A grid search method that uses orthogonal arrays for efficient hyperparameter selection
Parallel Gridsearch Optimization with orthogonal arrays. Here we reproduce the methods used in the paper of Sano and Suzuki (2017) on gridsearch optimization using orthogonal arrays. We apply it on different datasets to determine its performance. We found that it vastly decreased the computation time needed by a factor of 12, while only have a slightly lower precision. We managed to increase the computation time of the Support Vector Regression (SVR) model even more by parallelizing the gridsearch methods.
Furthermore we compared its performance against random methods and against the optimizers in the scikit-optimize package. We found that the orthogonal array methods significantly outperform the scikit-optimize methods in time while only having a slightly lower percision. The only methods that can sometimes be faster that the orthogonal array methods is the Bayes Classifier. However, compared to all the other methods, its performance was so poor that we disregarded it as a viable option.

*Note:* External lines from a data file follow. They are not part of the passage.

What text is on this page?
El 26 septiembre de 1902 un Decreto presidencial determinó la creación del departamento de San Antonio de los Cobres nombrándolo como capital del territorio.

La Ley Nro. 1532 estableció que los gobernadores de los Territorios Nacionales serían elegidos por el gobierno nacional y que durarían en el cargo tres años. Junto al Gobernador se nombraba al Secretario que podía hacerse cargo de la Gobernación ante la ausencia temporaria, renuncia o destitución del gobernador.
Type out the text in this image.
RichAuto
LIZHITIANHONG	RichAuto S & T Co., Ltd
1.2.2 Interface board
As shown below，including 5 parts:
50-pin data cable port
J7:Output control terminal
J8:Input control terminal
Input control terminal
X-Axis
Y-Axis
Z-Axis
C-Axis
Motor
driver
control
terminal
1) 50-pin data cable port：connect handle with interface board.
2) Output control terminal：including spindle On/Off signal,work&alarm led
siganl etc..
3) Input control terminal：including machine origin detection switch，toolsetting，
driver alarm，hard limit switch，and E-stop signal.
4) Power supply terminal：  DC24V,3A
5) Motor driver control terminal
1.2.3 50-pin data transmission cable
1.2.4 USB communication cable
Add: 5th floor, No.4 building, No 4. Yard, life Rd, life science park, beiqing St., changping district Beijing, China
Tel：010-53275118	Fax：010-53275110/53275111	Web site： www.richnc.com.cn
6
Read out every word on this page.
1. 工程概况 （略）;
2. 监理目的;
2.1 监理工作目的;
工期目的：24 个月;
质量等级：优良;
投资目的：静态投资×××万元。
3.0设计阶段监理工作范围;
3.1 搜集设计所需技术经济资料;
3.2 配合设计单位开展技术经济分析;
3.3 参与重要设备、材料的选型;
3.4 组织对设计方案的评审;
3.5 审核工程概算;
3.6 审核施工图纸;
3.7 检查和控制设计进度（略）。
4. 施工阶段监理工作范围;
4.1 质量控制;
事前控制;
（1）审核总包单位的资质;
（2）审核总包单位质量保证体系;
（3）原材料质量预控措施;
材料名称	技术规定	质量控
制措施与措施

Furthermore we found that for the datasets that we used the random method had a slightly better performance than the orthogonal array methods with a similar run time (for the first random method). This is the opposite of what the researchers found in the paper. It should be noted however that we do not make use of any cross validation as the authors have done, but rather we apply the method directly. Furthermore the authors do not define clearly which how they implemented their random methods. For comparison we therefore use to random methods. One were we randomly sample parameters from a predefined array and one where we randomly sample parameter values from a uniform distribution.
Finally we would like to highlight the potential use case for both the orthogonal and the random method in a distributed setting. The scikit-optimize package uses gradient decent type methods to calculate the optimal parameter levels, however this is very hard to apply in a distributed setting. Given the fact that these methods perform quite well, we believe it could be a good option to replace the standard gridsearch as it could save a lot of computation time.